Walking into our local Wegmans, I couldn’t help noticing this beer on display. It was an IPA, slightly over-priced, and touted something I wasn’t exactly familiar with – “Brewed from farm distilled hop oil.”
These days, everyone is coming out with a gimmic IPA. Stone releases a new one every month and quite frankly, it gets a bit ridiculous after a while. Had this been something from Stone, I would have passed on it. Not because it wouldn’t have been good, but because I’m bored with it.
Over the past year, Sierra Nevada has impressed me. They have taken some bold steps to stay relevant in an over-saturated craft beer industry, successfully putting out some solid beers and collaborations. With Hoptimum being one of my favorite Imperial IPA’s from Sierra Nevada, I had good reason to give Hop Hunter a try.
Hop Hunter is brewed with an all new method, steam distilling wet hops before they leave the fields. According to Sierra Nevada’s scientist and hop genius, Tom Nielson, the technique allows the brewery to procure hop oil right from the hop farms, as opposed to the brewery.
The brewery retrofitted machinery that used to be used to extract oil from mint plants. Multiple trailers store the freshly picked hop cones. With the normal hop process, the hops are dried from 75% moisture down to 10%. A lot of flavor is lost during this process, so these trailers were designed to steam the hops, collect the vapor, distill it, and then separate the oil from the water.

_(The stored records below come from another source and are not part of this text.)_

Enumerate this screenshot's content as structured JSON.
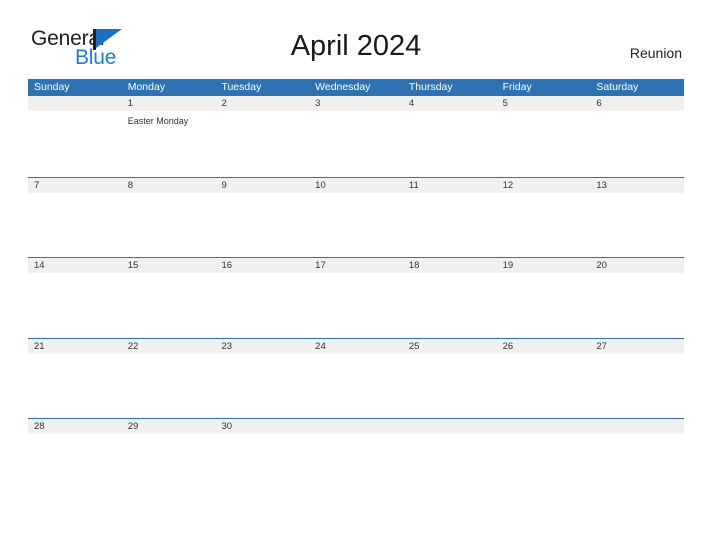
{
  "brand": {
    "name_part1": "General",
    "name_part2": "Blue",
    "mark": "triangle-flag-icon",
    "colors": {
      "dark": "#231f20",
      "blue": "#1b7fd4",
      "mark_blue": "#1f6fc0"
    }
  },
  "header": {
    "title": "April 2024",
    "region": "Reunion"
  },
  "theme": {
    "header_blue": "#2e72b4",
    "band_gray": "#f0f0f0",
    "row_border": "#2e72b4",
    "text": "#333333"
  },
  "calendar": {
    "weekdays": [
      "Sunday",
      "Monday",
      "Tuesday",
      "Wednesday",
      "Thursday",
      "Friday",
      "Saturday"
    ],
    "weeks": [
      [
        {
          "day": "",
          "events": []
        },
        {
          "day": "1",
          "events": [
            "Easter Monday"
          ]
        },
        {
          "day": "2",
          "events": []
        },
        {
          "day": "3",
          "events": []
        },
        {
          "day": "4",
          "events": []
        },
        {
          "day": "5",
          "events": []
        },
        {
          "day": "6",
          "events": []
        }
      ],
      [
        {
          "day": "7",
          "events": []
        },
        {
          "day": "8",
          "events": []
        },
        {
          "day": "9",
          "events": []
        },
        {
          "day": "10",
          "events": []
        },
        {
          "day": "11",
          "events": []
        },
        {
          "day": "12",
          "events": []
        },
        {
          "day": "13",
          "events": []
        }
      ],
      [
        {
          "day": "14",
          "events": []
        },
        {
          "day": "15",
          "events": []
        },
        {
          "day": "16",
          "events": []
        },
        {
          "day": "17",
          "events": []
        },
        {
          "day": "18",
          "events": []
        },
        {
          "day": "19",
          "events": []
        },
        {
          "day": "20",
          "events": []
        }
      ],
      [
        {
          "day": "21",
          "events": []
        },
        {
          "day": "22",
          "events": []
        },
        {
          "day": "23",
          "events": []
        },
        {
          "day": "24",
          "events": []
        },
        {
          "day": "25",
          "events": []
        },
        {
          "day": "26",
          "events": []
        },
        {
          "day": "27",
          "events": []
        }
      ],
      [
        {
          "day": "28",
          "events": []
        },
        {
          "day": "29",
          "events": []
        },
        {
          "day": "30",
          "events": []
        },
        {
          "day": "",
          "events": []
        },
        {
          "day": "",
          "events": []
        },
        {
          "day": "",
          "events": []
        },
        {
          "day": "",
          "events": []
        }
      ]
    ]
  }
}
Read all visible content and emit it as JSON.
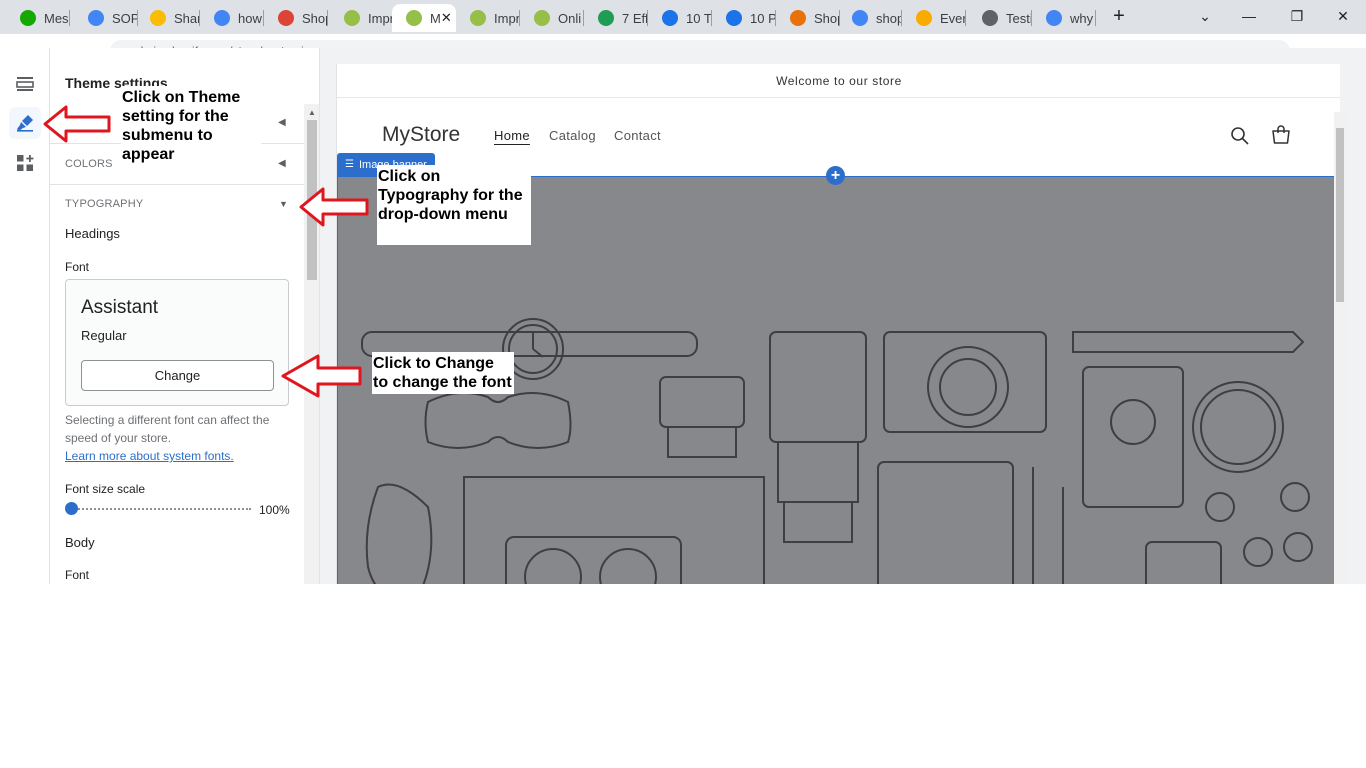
{
  "browser": {
    "tabs": [
      {
        "label": "Mes",
        "icon": "upwork-icon",
        "color": "#14a800"
      },
      {
        "label": "SOP",
        "icon": "docs-icon",
        "color": "#4285f4"
      },
      {
        "label": "Shar",
        "icon": "drive-icon",
        "color": "#fbbc04"
      },
      {
        "label": "how",
        "icon": "google-icon",
        "color": "#4285f4"
      },
      {
        "label": "Shop",
        "icon": "chrome-icon",
        "color": "#db4437"
      },
      {
        "label": "Impr",
        "icon": "shopify-icon",
        "color": "#95bf47"
      },
      {
        "label": "M",
        "icon": "shopify-icon",
        "color": "#95bf47"
      },
      {
        "label": "Impr",
        "icon": "shopify-icon",
        "color": "#95bf47"
      },
      {
        "label": "Onli",
        "icon": "shopify-icon",
        "color": "#95bf47"
      },
      {
        "label": "7 Eff",
        "icon": "f-icon",
        "color": "#1f9d55"
      },
      {
        "label": "10 T",
        "icon": "triangle-icon",
        "color": "#1a73e8"
      },
      {
        "label": "10 P",
        "icon": "triangle-icon",
        "color": "#1a73e8"
      },
      {
        "label": "Shop",
        "icon": "o-icon",
        "color": "#e8710a"
      },
      {
        "label": "shop",
        "icon": "google-icon",
        "color": "#4285f4"
      },
      {
        "label": "Ever",
        "icon": "pencil-icon",
        "color": "#f9ab00"
      },
      {
        "label": "Testi",
        "icon": "site-icon",
        "color": "#5f6368"
      },
      {
        "label": "why",
        "icon": "google-icon",
        "color": "#4285f4"
      }
    ],
    "new_tab": "+",
    "url": "admin.shopify.com/store/customize"
  },
  "panel": {
    "title": "Theme settings",
    "sections": [
      {
        "label": "",
        "state": "collapsed"
      },
      {
        "label": "COLORS",
        "state": "collapsed"
      },
      {
        "label": "TYPOGRAPHY",
        "state": "expanded"
      }
    ],
    "headings_label": "Headings",
    "font_label": "Font",
    "font_name": "Assistant",
    "font_style": "Regular",
    "change_label": "Change",
    "help_text": "Selecting a different font can affect the speed of your store.",
    "help_link": "Learn more about system fonts.",
    "size_scale_label": "Font size scale",
    "size_scale_value": "100%",
    "size_scale_fraction": 0,
    "body_label": "Body",
    "body_font_label": "Font"
  },
  "preview": {
    "announcement": "Welcome to our store",
    "logo": "MyStore",
    "nav": [
      "Home",
      "Catalog",
      "Contact"
    ],
    "section_tag": "Image banner"
  },
  "annotations": {
    "theme": "Click on Theme setting for the submenu to appear",
    "typography": "Click on Typography for the drop-down menu",
    "change": "Click to Change to change the font"
  },
  "colors": {
    "accent": "#2c6ecb",
    "banner": "#87888b",
    "arrow": "#e0161e"
  }
}
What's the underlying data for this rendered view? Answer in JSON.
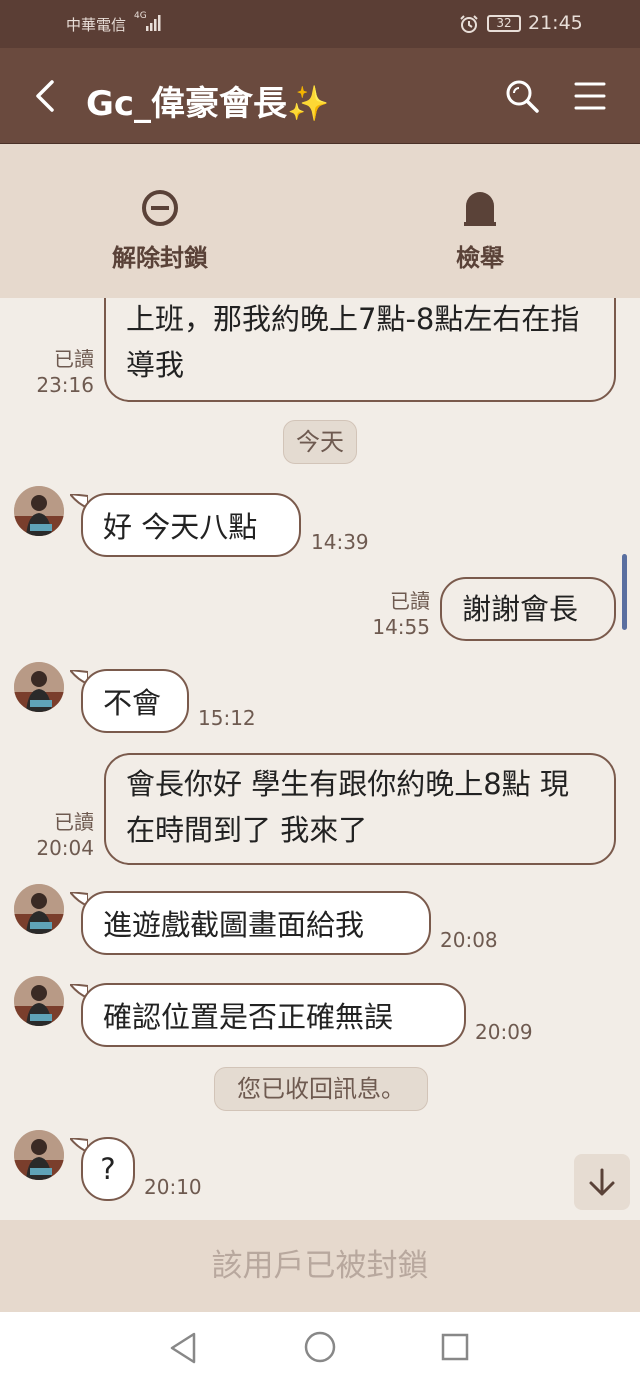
{
  "status_bar": {
    "carrier": "中華電信",
    "network": "4G",
    "battery": "32",
    "time": "21:45"
  },
  "header": {
    "title": "Gc_偉豪會長✨"
  },
  "actions": {
    "unblock": "解除封鎖",
    "report": "檢舉"
  },
  "messages": [
    {
      "dir": "out",
      "text": "上班，那我約晚上7點-8點左右在指導我",
      "read": "已讀",
      "time": "23:16"
    },
    {
      "type": "date",
      "text": "今天"
    },
    {
      "dir": "in",
      "text": "好 今天八點",
      "time": "14:39"
    },
    {
      "dir": "out",
      "text": "謝謝會長",
      "read": "已讀",
      "time": "14:55"
    },
    {
      "dir": "in",
      "text": "不會",
      "time": "15:12"
    },
    {
      "dir": "out",
      "text": "會長你好 學生有跟你約晚上8點 現在時間到了 我來了",
      "read": "已讀",
      "time": "20:04"
    },
    {
      "dir": "in",
      "text": "進遊戲截圖畫面給我",
      "time": "20:08"
    },
    {
      "dir": "in",
      "text": "確認位置是否正確無誤",
      "time": "20:09"
    },
    {
      "type": "notice",
      "text": "您已收回訊息。"
    },
    {
      "dir": "in",
      "text": "?",
      "time": "20:10"
    }
  ],
  "footer": {
    "blocked_text": "該用戶已被封鎖"
  },
  "icons": {
    "back": "back-arrow-icon",
    "search": "search-icon",
    "menu": "menu-icon",
    "unblock": "unblock-icon",
    "report": "report-icon",
    "scroll": "arrow-down-icon"
  },
  "colors": {
    "status_bar": "#5b3e35",
    "header": "#6a4a3e",
    "action_bar": "#e6d9cd",
    "chat_bg": "#f2ede7",
    "bubble_border": "#7a5a4c"
  }
}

So how was this beer? The first time I had it, I was taken back. I found it to be a little bitter and it definitely had a taste that was different from your normal IPA. I was not a fan.
A few days later, I had another. I found the flaver to be the same, but not nearly as bad as the first time. I was still not a fan.
About a week went by, and one afternoon I decided to give it one more try. Third time’s a charm right? Yes actually! Something about this beer clicked with me on the third time around.
Beer Advocate gives this about a 91%, and I think that’s a fair assessment. If you try this and don’t like it at first. give it a few more tries. It’s not a technique I normally use with beer, but I found this to be an original enough concept to give a fair chance.